Ad Atticum 7.13
Ad Atticum 7.13
Headnote
Cicero to Atticus, written from Minturnae on the ninth day before the Kalends of February, 24 January 49 BC (the manuscript dateline: Scr. Menturnis ix K. Febr. a. 705 (49)). One day after the Formian letter; the southward retreat through Latium has reached the Liris. Labienus’s defection from Caesar has now arrived as confirmed news and is the opening note of the letter.
Section 1 is the political assessment hardening into a verdict on the war. Labienus is a hērōs — a piece of civil action more brilliant than any in memory, if only because it gave Caesar pain. But the genus belli (kind of war) is what Cicero stops to fix in his teeth: civil only in so far as it has been born of one ruined citizen’s audacity, not of any quarrel between citizens.
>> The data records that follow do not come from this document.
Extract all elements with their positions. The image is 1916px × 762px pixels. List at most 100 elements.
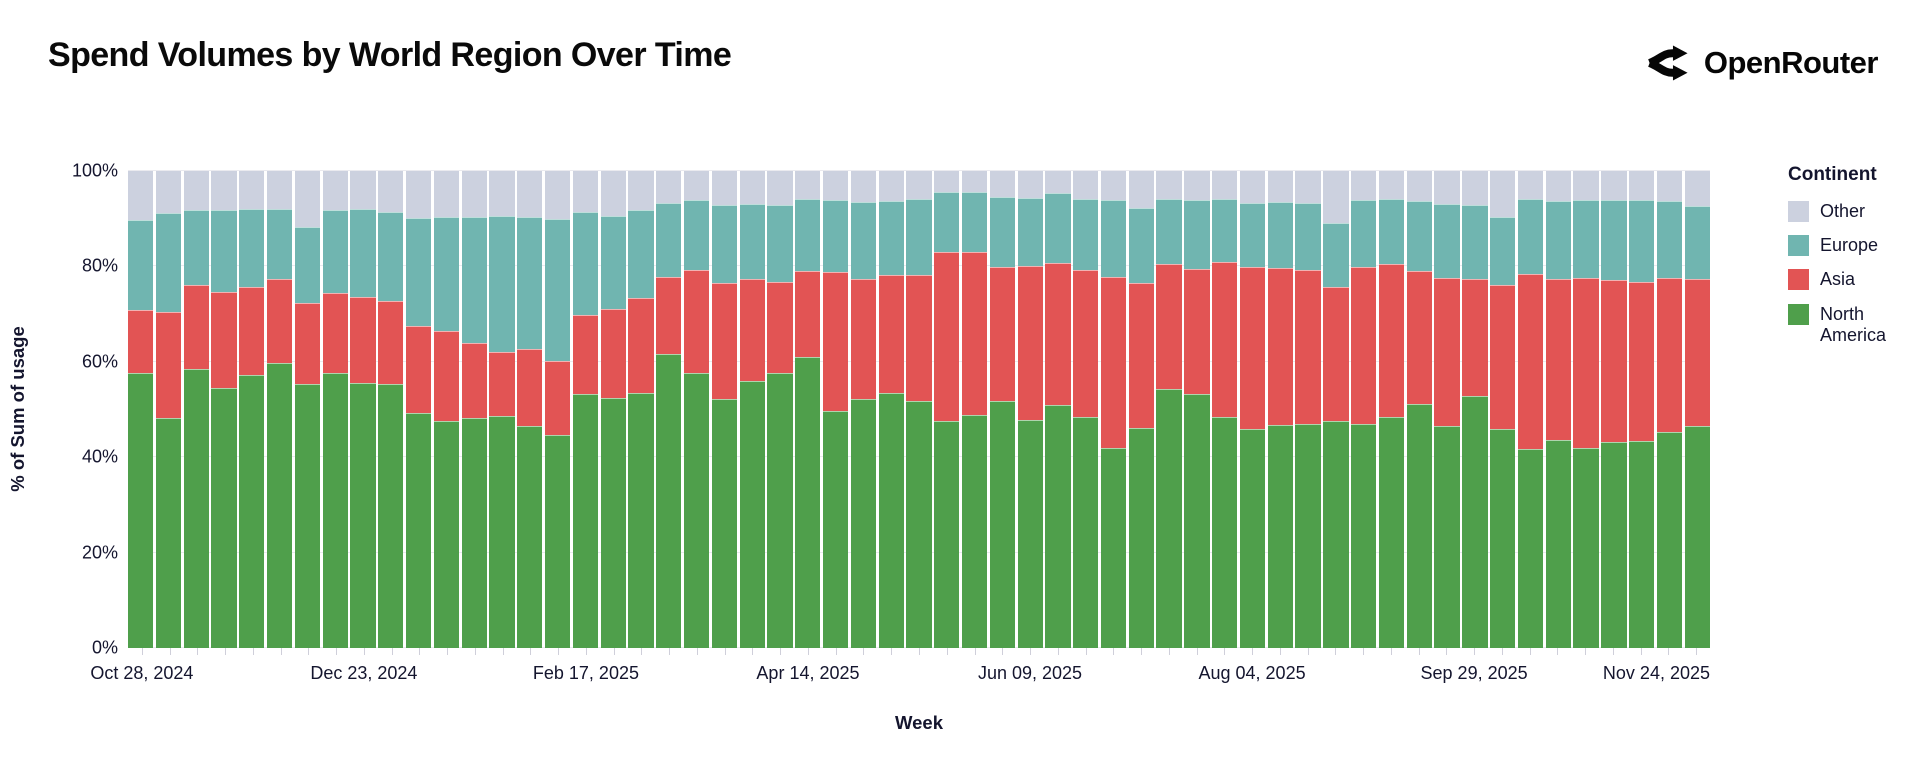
bar-segment-europe[interactable]: [961, 192, 988, 253]
bar-segment-north-america[interactable]: [795, 357, 821, 648]
bar-segment-asia[interactable]: [517, 349, 543, 426]
bar-segment-north-america[interactable]: [1073, 416, 1099, 648]
bar-segment-other[interactable]: [183, 171, 209, 210]
bar-segment-asia[interactable]: [322, 293, 348, 374]
bar-segment-asia[interactable]: [683, 270, 710, 374]
bar[interactable]: [739, 171, 765, 648]
bar-segment-other[interactable]: [350, 171, 376, 209]
bar-segment-europe[interactable]: [1434, 204, 1460, 278]
bar-segment-other[interactable]: [656, 171, 682, 203]
bar[interactable]: [128, 171, 154, 648]
bar[interactable]: [211, 171, 237, 648]
bar-segment-other[interactable]: [1045, 171, 1071, 194]
bar-segment-north-america[interactable]: [767, 373, 793, 648]
bar-segment-europe[interactable]: [1323, 222, 1349, 287]
bar[interactable]: [294, 171, 321, 648]
bar-segment-other[interactable]: [989, 171, 1015, 197]
bar-segment-other[interactable]: [1629, 171, 1655, 201]
bar-segment-asia[interactable]: [1212, 261, 1238, 417]
bar[interactable]: [1073, 171, 1099, 648]
bar-segment-other[interactable]: [711, 171, 738, 206]
bar-segment-other[interactable]: [1212, 171, 1238, 199]
bar[interactable]: [1601, 171, 1627, 648]
bar-segment-europe[interactable]: [1239, 202, 1266, 267]
bar-segment-asia[interactable]: [1267, 267, 1293, 426]
bar-segment-asia[interactable]: [739, 278, 765, 381]
bar-segment-other[interactable]: [628, 171, 654, 210]
bar[interactable]: [1184, 171, 1210, 648]
bar-segment-asia[interactable]: [961, 252, 988, 415]
bar-segment-north-america[interactable]: [544, 435, 571, 648]
bar-segment-asia[interactable]: [878, 275, 904, 393]
bar[interactable]: [239, 171, 265, 648]
bar-segment-asia[interactable]: [1490, 284, 1516, 429]
bar-segment-north-america[interactable]: [1629, 441, 1655, 648]
bar-segment-north-america[interactable]: [211, 387, 237, 648]
bar-segment-other[interactable]: [517, 171, 543, 218]
bar-segment-europe[interactable]: [1073, 198, 1099, 271]
bar-segment-north-america[interactable]: [350, 382, 376, 648]
bar-segment-north-america[interactable]: [572, 393, 599, 648]
bar-segment-other[interactable]: [1406, 171, 1432, 202]
bar-segment-asia[interactable]: [822, 271, 849, 411]
bar[interactable]: [1656, 171, 1683, 648]
bar-segment-north-america[interactable]: [961, 414, 988, 648]
bar-segment-north-america[interactable]: [1128, 427, 1154, 648]
bar-segment-europe[interactable]: [266, 208, 293, 280]
bar-segment-asia[interactable]: [266, 279, 293, 364]
bar-segment-europe[interactable]: [1573, 200, 1599, 278]
bar-segment-other[interactable]: [1573, 171, 1599, 201]
bar-segment-europe[interactable]: [1017, 197, 1043, 266]
bar-segment-other[interactable]: [1601, 171, 1627, 201]
bar-segment-europe[interactable]: [461, 217, 487, 344]
bar[interactable]: [1239, 171, 1266, 648]
bar-segment-europe[interactable]: [1462, 205, 1488, 279]
bar[interactable]: [1684, 171, 1710, 648]
bar-segment-europe[interactable]: [1128, 207, 1154, 284]
bar-segment-other[interactable]: [795, 171, 821, 200]
bar-segment-north-america[interactable]: [656, 354, 682, 648]
bar-segment-other[interactable]: [1267, 171, 1293, 202]
bar[interactable]: [1406, 171, 1432, 648]
bar-segment-other[interactable]: [1517, 171, 1544, 200]
bar-segment-europe[interactable]: [822, 200, 849, 272]
bar[interactable]: [1128, 171, 1154, 648]
bar-segment-other[interactable]: [1545, 171, 1571, 202]
bar-segment-asia[interactable]: [1406, 271, 1432, 405]
bar-segment-europe[interactable]: [405, 218, 432, 326]
bar-segment-europe[interactable]: [1406, 201, 1432, 272]
bar-segment-asia[interactable]: [1545, 278, 1571, 441]
bar-segment-other[interactable]: [239, 171, 265, 210]
bar-segment-europe[interactable]: [128, 220, 154, 311]
bar-segment-asia[interactable]: [1462, 278, 1488, 396]
bar-segment-asia[interactable]: [128, 310, 154, 374]
bar-segment-asia[interactable]: [989, 266, 1015, 402]
bar[interactable]: [1212, 171, 1238, 648]
bar-segment-europe[interactable]: [183, 209, 209, 286]
bar[interactable]: [906, 171, 932, 648]
bar-segment-other[interactable]: [906, 171, 932, 200]
bar-segment-other[interactable]: [294, 171, 321, 227]
bar[interactable]: [1517, 171, 1544, 648]
bar[interactable]: [934, 171, 960, 648]
bar-segment-north-america[interactable]: [378, 383, 404, 648]
bar-segment-other[interactable]: [266, 171, 293, 209]
bar-segment-north-america[interactable]: [628, 393, 654, 648]
bar-segment-north-america[interactable]: [878, 392, 904, 648]
bar[interactable]: [628, 171, 654, 648]
bar[interactable]: [544, 171, 571, 648]
bar-segment-asia[interactable]: [906, 274, 932, 402]
bar-segment-other[interactable]: [1295, 171, 1321, 203]
bar-segment-north-america[interactable]: [1490, 428, 1516, 648]
bar-segment-europe[interactable]: [1629, 200, 1655, 283]
bar[interactable]: [1100, 171, 1127, 648]
bar-segment-asia[interactable]: [239, 287, 265, 375]
bar-segment-asia[interactable]: [350, 296, 376, 383]
bar-segment-north-america[interactable]: [1545, 440, 1571, 648]
bar-segment-north-america[interactable]: [517, 425, 543, 648]
bar-segment-north-america[interactable]: [266, 363, 293, 648]
bar-segment-other[interactable]: [572, 171, 599, 212]
bar[interactable]: [1295, 171, 1321, 648]
bar-segment-asia[interactable]: [628, 298, 654, 394]
bar-segment-north-america[interactable]: [294, 384, 321, 648]
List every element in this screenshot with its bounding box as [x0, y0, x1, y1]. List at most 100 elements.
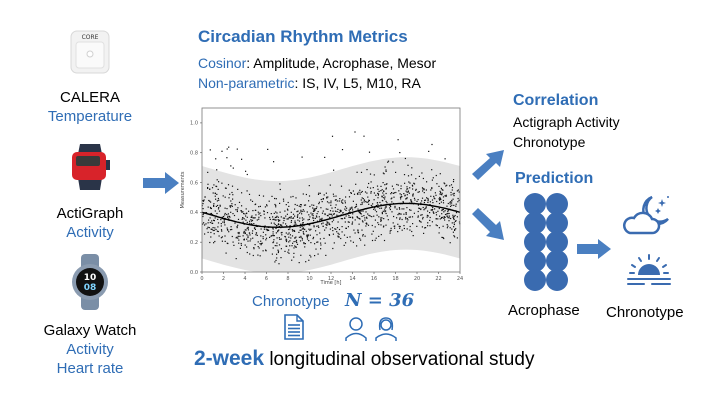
- data-point: [285, 204, 287, 206]
- data-point: [376, 185, 379, 187]
- data-point: [295, 246, 297, 248]
- data-point: [452, 214, 454, 216]
- data-point: [286, 213, 288, 215]
- data-point: [328, 234, 330, 236]
- data-point: [458, 199, 460, 201]
- data-point: [438, 232, 440, 234]
- data-point: [392, 161, 394, 163]
- data-point: [397, 231, 399, 233]
- data-point: [380, 220, 382, 222]
- data-point: [372, 230, 374, 232]
- data-point: [433, 195, 435, 197]
- data-point: [423, 192, 425, 194]
- early-bird-sunrise-icon: [627, 254, 671, 285]
- data-point: [326, 196, 328, 198]
- data-point: [284, 250, 286, 252]
- data-point: [325, 223, 327, 226]
- data-point: [224, 235, 226, 237]
- data-point: [232, 213, 234, 215]
- data-point: [409, 229, 411, 231]
- data-point: [456, 216, 458, 218]
- data-point: [313, 209, 315, 211]
- data-point: [244, 231, 246, 233]
- data-point: [360, 171, 363, 173]
- data-point: [351, 223, 353, 225]
- data-point: [202, 203, 204, 205]
- data-point: [294, 222, 296, 224]
- data-point: [337, 208, 339, 210]
- data-point: [223, 215, 225, 218]
- data-point: [220, 237, 222, 239]
- data-point: [452, 181, 455, 183]
- data-point: [427, 215, 429, 217]
- data-point: [217, 218, 219, 220]
- data-point: [231, 228, 233, 231]
- data-point: [408, 192, 410, 194]
- data-point: [238, 242, 240, 244]
- data-point: [274, 197, 276, 200]
- data-point: [349, 211, 351, 213]
- data-point: [337, 221, 339, 223]
- data-point: [294, 220, 296, 222]
- data-point: [312, 210, 315, 212]
- device-measure: Activity: [66, 224, 114, 241]
- data-point: [365, 201, 367, 203]
- data-point: [439, 218, 441, 220]
- data-point: [271, 253, 273, 255]
- data-point: [247, 235, 249, 237]
- data-point: [382, 182, 384, 184]
- data-point: [422, 177, 424, 180]
- data-point: [330, 200, 332, 202]
- data-point: [310, 242, 312, 244]
- data-point: [430, 209, 432, 211]
- data-point: [312, 207, 314, 209]
- data-point: [453, 218, 455, 221]
- data-point: [331, 227, 334, 229]
- data-point: [246, 173, 248, 176]
- data-point: [202, 208, 204, 210]
- data-point: [280, 224, 282, 226]
- data-point: [423, 201, 425, 204]
- data-point: [277, 219, 279, 221]
- data-point: [450, 194, 452, 196]
- data-point: [252, 237, 254, 239]
- x-tick-label: 14: [349, 276, 355, 282]
- data-point: [442, 208, 444, 211]
- data-point: [406, 221, 408, 223]
- data-point: [417, 215, 419, 217]
- data-point: [242, 235, 244, 237]
- data-point: [238, 239, 240, 241]
- study-description: 2-week longitudinal observational study: [194, 347, 534, 371]
- data-point: [260, 240, 262, 242]
- chronotype-label: Chronotype: [252, 293, 330, 310]
- data-point: [237, 224, 239, 226]
- data-point: [412, 185, 414, 187]
- data-point: [357, 230, 359, 232]
- data-point: [302, 193, 304, 195]
- cosinor-fit-curve: [201, 202, 461, 229]
- data-point: [409, 187, 411, 189]
- data-point: [247, 240, 249, 242]
- data-point: [380, 190, 382, 192]
- data-point: [413, 183, 416, 185]
- data-point: [364, 217, 366, 219]
- data-point: [324, 213, 326, 216]
- data-point: [319, 218, 321, 220]
- data-point: [303, 210, 305, 212]
- data-point: [396, 217, 398, 219]
- data-point: [216, 230, 218, 232]
- data-point: [240, 210, 243, 212]
- data-point: [303, 204, 306, 206]
- data-point: [266, 212, 269, 214]
- data-point: [377, 206, 379, 208]
- data-point: [285, 240, 288, 243]
- data-point: [427, 210, 429, 212]
- svg-text:10: 10: [84, 273, 97, 283]
- data-point: [437, 218, 439, 220]
- data-point: [303, 218, 305, 220]
- data-point: [305, 261, 307, 263]
- data-point: [374, 219, 376, 221]
- data-point: [253, 217, 255, 219]
- data-point: [440, 201, 442, 203]
- data-point: [222, 221, 224, 223]
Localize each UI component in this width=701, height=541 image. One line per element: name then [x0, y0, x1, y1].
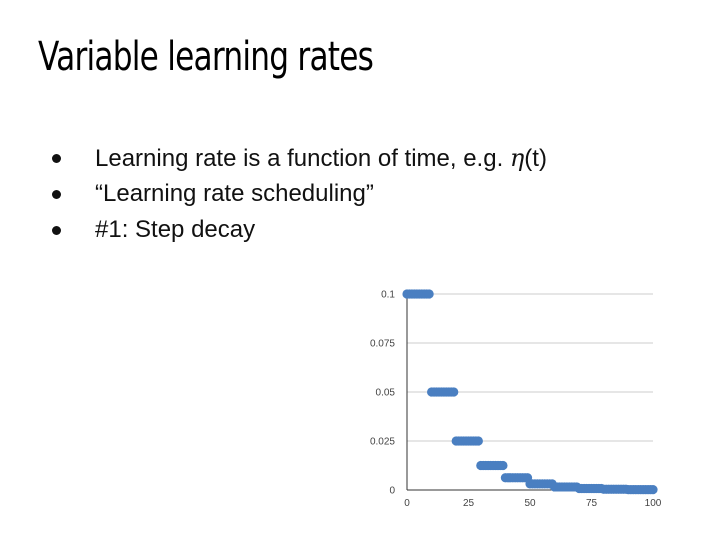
- y-tick-label: 0.1: [381, 290, 395, 301]
- bullet-1-prefix: Learning rate is a function of time, e.g…: [95, 144, 510, 172]
- grid-lines: [407, 293, 653, 442]
- x-tick-label: 0: [404, 498, 410, 509]
- data-point: [449, 387, 459, 397]
- data-point: [473, 436, 483, 446]
- bullet-2-text: “Learning rate scheduling”: [95, 180, 374, 207]
- y-tick-label: 0.075: [370, 339, 395, 350]
- data-point: [498, 460, 508, 471]
- eta-symbol: η: [509, 143, 525, 172]
- bullet-dot-icon: [52, 153, 61, 163]
- bullet-1-suffix: (t): [524, 144, 547, 172]
- data-points: [402, 289, 658, 495]
- x-tick-label: 25: [463, 498, 475, 509]
- x-tick-label: 50: [524, 498, 536, 509]
- y-tick-label: 0.025: [370, 437, 395, 448]
- bullet-dot-icon: [52, 189, 61, 199]
- bullet-item-2: “Learning rate scheduling”: [46, 176, 547, 212]
- y-tick-label: 0.05: [376, 388, 396, 399]
- bullet-list: Learning rate is a function of time, e.g…: [46, 140, 547, 248]
- x-tick-label: 75: [586, 498, 598, 509]
- data-point: [648, 485, 658, 495]
- step-decay-chart: 0 0.025 0.05 0.075 0.1 0 25 50 75 100: [370, 289, 662, 510]
- bullet-item-3: #1: Step decay: [46, 212, 547, 248]
- data-point: [424, 289, 434, 299]
- bullet-1-text: Learning rate is a function of time, e.g…: [95, 144, 547, 173]
- y-tick-label: 0: [389, 486, 395, 497]
- bullet-item-1: Learning rate is a function of time, e.g…: [46, 140, 547, 176]
- x-tick-label: 100: [645, 498, 662, 509]
- tick-labels: 0 0.025 0.05 0.075 0.1 0 25 50 75 100: [370, 290, 662, 510]
- bullet-3-text: #1: Step decay: [95, 216, 256, 243]
- slide-title: Variable learning rates: [38, 34, 374, 80]
- bullet-dot-icon: [52, 225, 61, 235]
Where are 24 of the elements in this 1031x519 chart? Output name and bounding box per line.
Caesar holds the City unprotected and full of supplies; he treats temples and roofs as plunder, not as fatherland; he cannot even pretend at anything politikōs — in a statesmanlike way. The judgement on Pompey is just as sharp: astratēgētos, no strategist — a leader to whom Picenum was unfamiliar country.
Section 2 turns to the present hopelessness: two treacherously-retained legions, an unwilling levy, the time for terms lost; the ship at sea without a rudder. Section 3 is the family triage — whether to send the two boys off to Greece, what to do with Tullia and Terentia when one moment he fears barbarians coming to the City and the next remembers Dolabella is there. The question for Atticus is formally split: pros to (what is right in itself) and then with an eye to opinion, lest his women be reproached for staying when good men are leaving. Section 4 closes on Atticus’s reading of the news — the closing scholarly joke about the “riddle of the Oppii from Velia” being more obscure than the number of Plato is Cicero’s wave at the famously cryptic nuptial number of Republic 8.